In other words, a pattern is only necessary if you want to make
several modules (more than one) work together and appear as though
they were only one.

=head2 Forcing a Stack Trace

As a debugging aid, you can force "C<Carp::Clan>" to treat a "croak" as
a "confess" and a "carp" as a "cluck". In other words, force a detailed
stack trace to be given. This can be very helpful when trying to
understand why, or from where, a warning or error is being generated.

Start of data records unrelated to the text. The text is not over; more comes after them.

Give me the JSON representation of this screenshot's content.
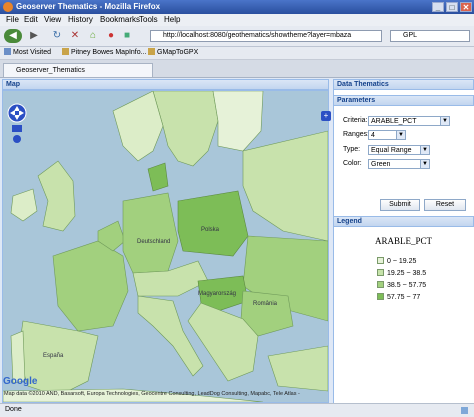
{
  "window": {
    "title": "Geoserver Thematics - Mozilla Firefox"
  },
  "menu": [
    "File",
    "Edit",
    "View",
    "History",
    "Bookmarks",
    "Tools",
    "Help"
  ],
  "navigation": {
    "url": "http://localhost:8080/geothematics/showtheme?layer=mbaza",
    "search_value": "GPL"
  },
  "bookmarks": [
    "Most Visited",
    "Pitney Bowes MapInfo...",
    "GMapToGPX"
  ],
  "tab": {
    "label": "Geoserver_Thematics"
  },
  "map_panel": {
    "title": "Map",
    "attribution": "Map data ©2010 AND, Basarsoft, Europa Technologies, Geocentre Consulting, LeadDog Consulting, Mapabc, Tele Atlas -",
    "google_logo": "Google",
    "countries": [
      "Deutschland",
      "Polska",
      "România",
      "Magyarország",
      "España"
    ]
  },
  "thematics_panel": {
    "title": "Data Thematics",
    "parameters_title": "Parameters",
    "criteria_label": "Criteria:",
    "criteria_value": "ARABLE_PCT",
    "ranges_label": "Ranges:",
    "ranges_value": "4",
    "type_label": "Type:",
    "type_value": "Equal Range",
    "color_label": "Color:",
    "color_value": "Green",
    "submit_label": "Submit",
    "reset_label": "Reset"
  },
  "legend": {
    "title": "Legend",
    "heading": "ARABLE_PCT",
    "items": [
      {
        "label": "0 ~ 19.25",
        "color": "#e6f2d8"
      },
      {
        "label": "19.25 ~ 38.5",
        "color": "#c6e3aa"
      },
      {
        "label": "38.5 ~ 57.75",
        "color": "#a2d07e"
      },
      {
        "label": "57.75 ~ 77",
        "color": "#7dbd57"
      }
    ]
  },
  "status": {
    "text": "Done"
  }
}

This feature is enabled either by "importing" the non-existent symbol
'verbose', or by setting the global variable "C<$Carp::Clan::Verbose>"
to a true value.

You would typically enable it by saying

    use Carp::Clan qw(verbose);

Note that you can both specify a "family pattern" and the string "verbose"
inside the "C<qw()>" term (or argument list) of the "use" statement, but
consider that a pattern of packages to skip is pointless when "verbose"
causes a full stack trace anyway.

=head1 BUGS

The "C<Carp::Clan>" routines don't handle exception objects currently.
If called with a first argument that is a reference, they simply
call "C<die()>" or "C<warn()>", as appropriate.

Bugs may be submitted through L<the RT bug tracker|https://rt.cpan.org/Public/Dist/Display.html?Name=Carp-Clan>
(or L<bug-Carp-Clan@rt.cpan.org|mailto:bug-Carp-Clan@rt.cpan.org>).

=head1 AUTHOR

Steffen Beyer <STBEY@cpan.org>

=head1 CONTRIBUTORS

=for stopwords Karen Etheridge Joshua ben Jore Kent Fredric

=over 4

=item *

Karen Etheridge <ether@cpan.org>

=item *

Joshua ben Jore <jjore@cpan.org>

=item *

Kent Fredric <kentnl@cpan.org>

=back

=head1 COPYRIGHT AND LICENSE

This software is copyright (c) 2001 by Steffen Beyer, Joshua ben Jore.

This is free software; you can redistribute it and/or modify it under
the same terms as the Perl 5 programming language system itself.